The cellist reflects on the challenge of juggling a busy performance career with travelling not only with a cello, but with a small infant!
How do you deal with the complications of having to take so many flights with your cello? Recently you’ve had to book three seats instead of two…
I have to say that travelling with the cello doesn’t get any easier with time, as one would imagine. The process of booking an extra seat can sometimes take forever, it means lots of phone calls, waiting, lots of explanations, giving lots of different dimensions of the cello’s size depending on airline or aircraft..it’s rather nightmarish to go through this process, and I really prefer not to do it myself.
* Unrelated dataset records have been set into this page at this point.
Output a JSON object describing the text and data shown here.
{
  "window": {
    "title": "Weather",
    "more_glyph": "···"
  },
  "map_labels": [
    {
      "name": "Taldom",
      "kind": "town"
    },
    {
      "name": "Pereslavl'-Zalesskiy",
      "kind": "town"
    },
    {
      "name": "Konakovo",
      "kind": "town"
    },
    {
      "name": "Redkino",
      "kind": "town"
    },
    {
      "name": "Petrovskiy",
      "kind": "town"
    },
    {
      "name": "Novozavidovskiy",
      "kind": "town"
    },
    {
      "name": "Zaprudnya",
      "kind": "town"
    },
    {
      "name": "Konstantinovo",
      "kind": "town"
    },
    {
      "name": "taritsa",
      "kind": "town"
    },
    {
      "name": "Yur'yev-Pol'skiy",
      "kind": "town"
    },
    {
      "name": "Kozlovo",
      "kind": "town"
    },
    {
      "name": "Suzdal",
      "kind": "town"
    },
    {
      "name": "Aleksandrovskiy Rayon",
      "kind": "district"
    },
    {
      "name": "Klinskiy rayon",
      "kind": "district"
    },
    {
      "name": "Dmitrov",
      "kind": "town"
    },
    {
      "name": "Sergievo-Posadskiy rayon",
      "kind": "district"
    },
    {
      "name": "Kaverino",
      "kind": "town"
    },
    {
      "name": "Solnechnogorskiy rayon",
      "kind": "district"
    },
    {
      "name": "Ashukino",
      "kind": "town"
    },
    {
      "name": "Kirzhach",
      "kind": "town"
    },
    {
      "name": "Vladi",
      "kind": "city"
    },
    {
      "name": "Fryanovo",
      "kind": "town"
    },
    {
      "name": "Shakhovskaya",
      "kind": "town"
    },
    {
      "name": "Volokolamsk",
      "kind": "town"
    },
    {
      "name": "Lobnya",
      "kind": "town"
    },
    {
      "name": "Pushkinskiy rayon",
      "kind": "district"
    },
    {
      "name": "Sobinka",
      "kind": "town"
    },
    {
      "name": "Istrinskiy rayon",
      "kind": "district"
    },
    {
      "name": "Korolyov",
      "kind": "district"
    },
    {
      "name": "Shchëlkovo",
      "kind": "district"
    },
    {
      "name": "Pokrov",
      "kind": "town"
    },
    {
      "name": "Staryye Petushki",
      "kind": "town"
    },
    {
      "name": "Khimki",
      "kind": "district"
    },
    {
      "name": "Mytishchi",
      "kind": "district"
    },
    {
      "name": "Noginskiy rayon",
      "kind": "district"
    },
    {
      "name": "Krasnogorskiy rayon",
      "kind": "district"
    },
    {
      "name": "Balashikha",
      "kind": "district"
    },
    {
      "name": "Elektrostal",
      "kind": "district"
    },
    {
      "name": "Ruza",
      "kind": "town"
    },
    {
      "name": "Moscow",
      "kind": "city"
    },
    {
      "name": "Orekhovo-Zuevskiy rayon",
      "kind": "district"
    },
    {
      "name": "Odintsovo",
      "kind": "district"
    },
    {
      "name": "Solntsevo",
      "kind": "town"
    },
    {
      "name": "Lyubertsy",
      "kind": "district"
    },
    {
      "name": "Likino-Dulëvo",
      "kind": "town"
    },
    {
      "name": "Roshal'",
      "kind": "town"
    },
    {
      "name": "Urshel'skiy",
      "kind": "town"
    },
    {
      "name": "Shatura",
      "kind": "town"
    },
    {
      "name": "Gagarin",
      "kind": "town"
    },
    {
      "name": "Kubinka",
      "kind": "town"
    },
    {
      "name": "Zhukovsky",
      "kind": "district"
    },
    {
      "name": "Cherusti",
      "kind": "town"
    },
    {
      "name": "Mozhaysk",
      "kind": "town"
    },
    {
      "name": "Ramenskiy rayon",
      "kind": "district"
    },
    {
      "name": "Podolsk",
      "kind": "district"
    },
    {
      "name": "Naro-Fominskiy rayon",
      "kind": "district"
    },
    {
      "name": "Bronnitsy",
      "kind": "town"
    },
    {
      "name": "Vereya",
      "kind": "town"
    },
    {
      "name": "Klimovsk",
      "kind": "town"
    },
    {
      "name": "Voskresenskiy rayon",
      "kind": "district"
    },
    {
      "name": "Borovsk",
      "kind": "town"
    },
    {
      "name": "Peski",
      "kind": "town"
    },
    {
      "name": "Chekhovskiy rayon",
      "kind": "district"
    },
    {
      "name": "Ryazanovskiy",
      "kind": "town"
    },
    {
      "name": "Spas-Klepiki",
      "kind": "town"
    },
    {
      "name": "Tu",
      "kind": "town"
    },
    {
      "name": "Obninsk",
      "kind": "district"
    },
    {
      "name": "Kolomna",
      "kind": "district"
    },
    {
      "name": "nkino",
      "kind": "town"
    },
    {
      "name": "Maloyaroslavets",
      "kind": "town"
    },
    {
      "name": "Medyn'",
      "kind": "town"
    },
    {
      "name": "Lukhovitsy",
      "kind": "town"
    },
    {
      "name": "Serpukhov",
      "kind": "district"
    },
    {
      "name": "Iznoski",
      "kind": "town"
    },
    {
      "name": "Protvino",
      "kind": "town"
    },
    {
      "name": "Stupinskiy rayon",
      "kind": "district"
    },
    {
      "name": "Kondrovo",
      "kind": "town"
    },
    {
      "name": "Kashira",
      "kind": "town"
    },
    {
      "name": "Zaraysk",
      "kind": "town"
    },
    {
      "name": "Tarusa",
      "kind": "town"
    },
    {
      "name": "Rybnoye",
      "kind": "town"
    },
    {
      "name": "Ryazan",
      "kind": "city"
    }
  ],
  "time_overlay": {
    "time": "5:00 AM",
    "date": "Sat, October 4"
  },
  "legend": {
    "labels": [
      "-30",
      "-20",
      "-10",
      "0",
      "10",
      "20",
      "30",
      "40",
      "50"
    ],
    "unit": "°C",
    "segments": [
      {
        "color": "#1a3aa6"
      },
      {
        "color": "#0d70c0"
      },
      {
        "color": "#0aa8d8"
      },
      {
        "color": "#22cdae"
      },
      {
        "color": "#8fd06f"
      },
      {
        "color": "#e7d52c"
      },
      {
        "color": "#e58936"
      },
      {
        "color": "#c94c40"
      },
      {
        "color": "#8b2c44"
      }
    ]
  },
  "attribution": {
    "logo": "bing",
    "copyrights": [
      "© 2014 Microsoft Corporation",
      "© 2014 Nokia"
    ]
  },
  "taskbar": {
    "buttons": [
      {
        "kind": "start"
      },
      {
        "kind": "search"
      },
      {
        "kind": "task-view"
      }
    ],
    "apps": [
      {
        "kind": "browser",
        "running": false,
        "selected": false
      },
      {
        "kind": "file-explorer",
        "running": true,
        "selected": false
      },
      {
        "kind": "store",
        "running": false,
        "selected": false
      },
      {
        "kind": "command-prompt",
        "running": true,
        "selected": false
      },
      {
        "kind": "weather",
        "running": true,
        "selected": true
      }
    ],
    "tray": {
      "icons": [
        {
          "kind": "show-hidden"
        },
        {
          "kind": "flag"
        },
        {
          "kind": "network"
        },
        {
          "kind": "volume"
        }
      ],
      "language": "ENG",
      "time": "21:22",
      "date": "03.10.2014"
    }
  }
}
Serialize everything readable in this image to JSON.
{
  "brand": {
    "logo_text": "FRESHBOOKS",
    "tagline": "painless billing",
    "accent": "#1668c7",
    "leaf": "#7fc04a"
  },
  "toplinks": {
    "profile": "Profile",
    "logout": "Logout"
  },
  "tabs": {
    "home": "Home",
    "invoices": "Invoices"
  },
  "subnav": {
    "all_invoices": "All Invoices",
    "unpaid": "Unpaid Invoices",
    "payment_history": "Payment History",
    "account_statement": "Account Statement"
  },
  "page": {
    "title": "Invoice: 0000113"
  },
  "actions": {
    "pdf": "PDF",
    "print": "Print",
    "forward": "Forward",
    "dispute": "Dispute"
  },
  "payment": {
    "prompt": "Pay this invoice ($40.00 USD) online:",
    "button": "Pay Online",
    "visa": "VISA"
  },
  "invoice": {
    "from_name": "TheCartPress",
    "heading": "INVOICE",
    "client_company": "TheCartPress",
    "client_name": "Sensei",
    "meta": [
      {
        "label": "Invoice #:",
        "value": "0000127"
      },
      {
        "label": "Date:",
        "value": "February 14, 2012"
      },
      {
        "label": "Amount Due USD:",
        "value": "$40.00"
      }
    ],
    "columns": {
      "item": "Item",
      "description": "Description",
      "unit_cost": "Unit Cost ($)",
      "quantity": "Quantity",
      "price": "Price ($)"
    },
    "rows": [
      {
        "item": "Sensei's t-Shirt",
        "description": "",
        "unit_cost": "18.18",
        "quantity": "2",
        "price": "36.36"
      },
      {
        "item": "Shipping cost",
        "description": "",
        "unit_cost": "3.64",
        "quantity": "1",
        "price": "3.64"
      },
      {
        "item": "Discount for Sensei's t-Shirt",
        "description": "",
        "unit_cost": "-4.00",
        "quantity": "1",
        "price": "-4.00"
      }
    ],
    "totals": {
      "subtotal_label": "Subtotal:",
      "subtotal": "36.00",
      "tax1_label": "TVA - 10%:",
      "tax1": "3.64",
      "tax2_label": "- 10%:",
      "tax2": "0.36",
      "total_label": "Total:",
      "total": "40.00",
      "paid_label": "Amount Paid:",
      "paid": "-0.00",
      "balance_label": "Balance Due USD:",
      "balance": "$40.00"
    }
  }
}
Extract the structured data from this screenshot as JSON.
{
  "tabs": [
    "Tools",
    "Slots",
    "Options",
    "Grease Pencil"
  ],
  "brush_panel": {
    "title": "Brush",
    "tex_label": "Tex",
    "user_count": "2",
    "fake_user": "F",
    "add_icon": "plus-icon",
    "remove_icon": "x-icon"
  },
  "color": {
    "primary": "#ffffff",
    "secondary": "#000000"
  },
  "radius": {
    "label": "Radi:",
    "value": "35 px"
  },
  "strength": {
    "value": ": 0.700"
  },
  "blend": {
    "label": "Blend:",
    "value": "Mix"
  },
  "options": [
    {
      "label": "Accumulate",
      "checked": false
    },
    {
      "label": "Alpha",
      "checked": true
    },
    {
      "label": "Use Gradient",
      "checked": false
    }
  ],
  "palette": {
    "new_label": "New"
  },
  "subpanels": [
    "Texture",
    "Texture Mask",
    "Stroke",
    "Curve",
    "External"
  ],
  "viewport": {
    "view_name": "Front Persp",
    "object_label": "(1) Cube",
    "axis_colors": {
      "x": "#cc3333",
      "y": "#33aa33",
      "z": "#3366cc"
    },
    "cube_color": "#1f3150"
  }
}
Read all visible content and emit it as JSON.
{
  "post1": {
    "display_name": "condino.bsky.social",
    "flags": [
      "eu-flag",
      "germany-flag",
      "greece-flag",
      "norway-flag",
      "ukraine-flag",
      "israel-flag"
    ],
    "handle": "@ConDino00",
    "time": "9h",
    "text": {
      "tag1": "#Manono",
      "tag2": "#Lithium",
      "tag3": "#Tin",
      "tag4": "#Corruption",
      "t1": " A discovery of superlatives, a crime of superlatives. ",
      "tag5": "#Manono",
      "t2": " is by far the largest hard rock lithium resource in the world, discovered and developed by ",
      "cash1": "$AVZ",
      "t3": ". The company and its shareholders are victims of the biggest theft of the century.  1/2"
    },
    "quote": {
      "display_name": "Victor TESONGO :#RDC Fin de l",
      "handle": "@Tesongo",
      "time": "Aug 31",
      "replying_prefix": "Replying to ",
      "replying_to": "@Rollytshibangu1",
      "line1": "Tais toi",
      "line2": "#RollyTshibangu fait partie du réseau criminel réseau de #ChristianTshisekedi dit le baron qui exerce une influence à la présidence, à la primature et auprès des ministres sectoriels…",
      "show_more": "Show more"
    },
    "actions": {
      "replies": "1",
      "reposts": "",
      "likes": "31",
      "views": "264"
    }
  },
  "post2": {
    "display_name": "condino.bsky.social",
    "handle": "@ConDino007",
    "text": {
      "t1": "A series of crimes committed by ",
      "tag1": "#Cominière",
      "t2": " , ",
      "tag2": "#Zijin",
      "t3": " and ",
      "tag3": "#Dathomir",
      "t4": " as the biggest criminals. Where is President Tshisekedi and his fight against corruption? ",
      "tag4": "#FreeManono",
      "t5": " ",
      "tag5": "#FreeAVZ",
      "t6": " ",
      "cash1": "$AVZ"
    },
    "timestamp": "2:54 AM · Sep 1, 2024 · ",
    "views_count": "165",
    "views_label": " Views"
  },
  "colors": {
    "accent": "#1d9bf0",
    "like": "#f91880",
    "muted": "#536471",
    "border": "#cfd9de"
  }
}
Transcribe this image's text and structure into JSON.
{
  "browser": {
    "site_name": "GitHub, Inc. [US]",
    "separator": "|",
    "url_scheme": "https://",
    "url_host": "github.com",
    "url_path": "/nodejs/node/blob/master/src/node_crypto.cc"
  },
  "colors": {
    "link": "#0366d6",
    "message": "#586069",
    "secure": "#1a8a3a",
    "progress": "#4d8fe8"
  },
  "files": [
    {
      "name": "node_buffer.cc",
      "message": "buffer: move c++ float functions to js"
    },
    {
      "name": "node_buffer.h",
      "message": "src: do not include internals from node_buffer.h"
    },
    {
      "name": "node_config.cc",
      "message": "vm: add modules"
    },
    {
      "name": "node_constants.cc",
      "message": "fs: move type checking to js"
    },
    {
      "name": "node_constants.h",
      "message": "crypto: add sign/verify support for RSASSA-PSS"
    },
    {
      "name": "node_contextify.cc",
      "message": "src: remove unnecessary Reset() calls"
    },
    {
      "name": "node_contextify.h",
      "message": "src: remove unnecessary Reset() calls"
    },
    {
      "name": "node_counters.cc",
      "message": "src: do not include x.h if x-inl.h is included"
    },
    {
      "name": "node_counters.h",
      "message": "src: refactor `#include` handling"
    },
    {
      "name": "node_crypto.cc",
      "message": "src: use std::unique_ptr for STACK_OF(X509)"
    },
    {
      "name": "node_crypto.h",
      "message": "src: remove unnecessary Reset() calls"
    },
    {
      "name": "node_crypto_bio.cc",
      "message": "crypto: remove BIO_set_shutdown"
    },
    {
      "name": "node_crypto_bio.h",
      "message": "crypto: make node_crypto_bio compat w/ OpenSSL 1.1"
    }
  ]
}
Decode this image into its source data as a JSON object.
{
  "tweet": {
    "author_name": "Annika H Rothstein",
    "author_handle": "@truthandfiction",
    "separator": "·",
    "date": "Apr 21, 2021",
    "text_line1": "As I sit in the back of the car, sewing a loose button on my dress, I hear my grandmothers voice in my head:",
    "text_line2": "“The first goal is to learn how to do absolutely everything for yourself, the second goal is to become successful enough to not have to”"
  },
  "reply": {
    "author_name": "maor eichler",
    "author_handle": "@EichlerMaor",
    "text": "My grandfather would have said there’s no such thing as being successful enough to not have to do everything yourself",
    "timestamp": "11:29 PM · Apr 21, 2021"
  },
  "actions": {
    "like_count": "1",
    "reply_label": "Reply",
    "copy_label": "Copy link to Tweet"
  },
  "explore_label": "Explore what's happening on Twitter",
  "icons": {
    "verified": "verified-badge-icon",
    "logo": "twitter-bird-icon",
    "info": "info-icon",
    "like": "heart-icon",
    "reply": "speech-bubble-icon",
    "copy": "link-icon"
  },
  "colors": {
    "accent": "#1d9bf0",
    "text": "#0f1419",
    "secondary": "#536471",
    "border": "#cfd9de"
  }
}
I was very surprised when some companies refused my bookings with cello and baby - I had to explain that I am travelling for work and that I simply have no other choice than bringing my baby with me. Both my husband (violinist Daniel Rowland) and I are musicians, we travel a lot, and although many times we play together, we also have our solo careers. Travelling alone with Lily and the cello can be fun if we have enough time for transfers, and as she is a very good girl, usually the crew are super understanding, kind and helpful!
Does your daughter Lily attend rehearsals and concerts? How does she behave when you are on tour together?
We often bring her with us! She is still only two years old. She is used to travelling. We took her with us to our first concerts only one month after she was born. She very much enjoyed Schoenberg’s Verklärte Nacht and the Korngold Quintet, and since then she is around most of the time and brings us enormous joy. Before she was able to walk, she loved (and still occasionally does) playing in my cello case during rehearsals.
Lily is a very happy child, she adores music and dancing, and says that she plays violin ‘like papa’, but also is a ‘ballerina’. She knows the Nutcracker by heart, all the choreography, she sings in tune melodies of Beethoven’s Symphony no.5, and Saint-Saens The Swan.
Besides our musician friends that she now considers as her own friends, she has also met several times great composers such as Peteris Vasks and Osvaldo Golijov, and the Serbian composer Ivan Jevtic wrote a four movement piece for Daniel and me titled Pour petite Lily.
I discovered that the cello case is really fantastic and multi-functional, for changing nappies, playing, sleeping…
Your husband and Lily’s father is the violinist Daniel Rowland. How do you share the workload of having a child while still developing your careers as two busy touring musicians?
I can’t say it is easy with two travelling musicians. We are lucky that sometimes we travel together, and play together - which can be another challenge, that we need to have an army of babysitters. My parents also help a lot, when they can, but they live in Belgrade. Of course we share the time with Lily, whenever we need to practise or rehearse, depending who has what in that moment, and with help of daycare and babysitters, it is possible.
What is interesting is that practising became much more focused and efficient. It is true that lots of time and weight, with such a small child, remains in the beginning on mama’s shoulders, the day flies away very quickly. Besides daily practising, Daniel also has his Stift festival, which is wonderful and ambitious. It is like a real musical feast and marathon, with 45 concerts in one week! That also takes a lot of time in the year to organise, with lots of brainstorming and catching inspiration, and I admire how much love and energy he devotes to the festival.
How has becoming a mother changed your approach to music and music making?
When you play or do anything else without your child, you always have little part of your brain thinking ‘is she OK, did she eat, is she crying or is she calm…’ but as I mentioned, as practising changed and became more focused, performing on stage also got another dimension and sense of freedom. I became much more aware of women’s power, how strong women can be and deal with everything - starting with one’s own body changing, being able to grow a life inside, to sleep much less, to handle an energetic baby, to travel alone with a baby, to have so many things to take care of, and still go on stage strong and concentrated. It is amazing, totally do-able! Lily also gives a lot back - it is so enriching, every day we discover more and more, about life, music and limitations.
Tell us about your new album of the Saint-Saëns and Lalo cello concertos.
I was so happy when I was offered this opportunity to record a CD of French music, with the first orchestra I ever played with (Serbian Radio TV Orchestra), and in the epic Kolarac Hall which is the heart and soul of Belgrade’s music life. We all grew up on that stage, the acoustics of the hall is magical, and my heart is always racing when stepping on the stage. The Saint-Saëns is a gorgeous, compact cello concerto and I always have lots of fun playing it. It has everything, from the stormy beginning to beautiful lyric themes, a balletic middle movement, and the melancholic and fiery finale. This year, we are also celebrating the 200th anniversary of the birth of Edouard Lalo. It is quite exciting to present his cello concerto which is somewhat forgotten, not often played, extremely beautiful, dramatic, with beautiful melodies with a Spanish touch… and a piece that is very dear to me.
Now I live in Amsterdam with my family, and looking backwards, it was the perfect time to record these pieces that I love to bits.
Maja’s album Saint-Saëns & Lalo Cello Concertos with the RTS Symphony Orchestra and conductor Bojan Sudjić is out now digitally on Challenge Classics, with UK physical release on 2 June 2023.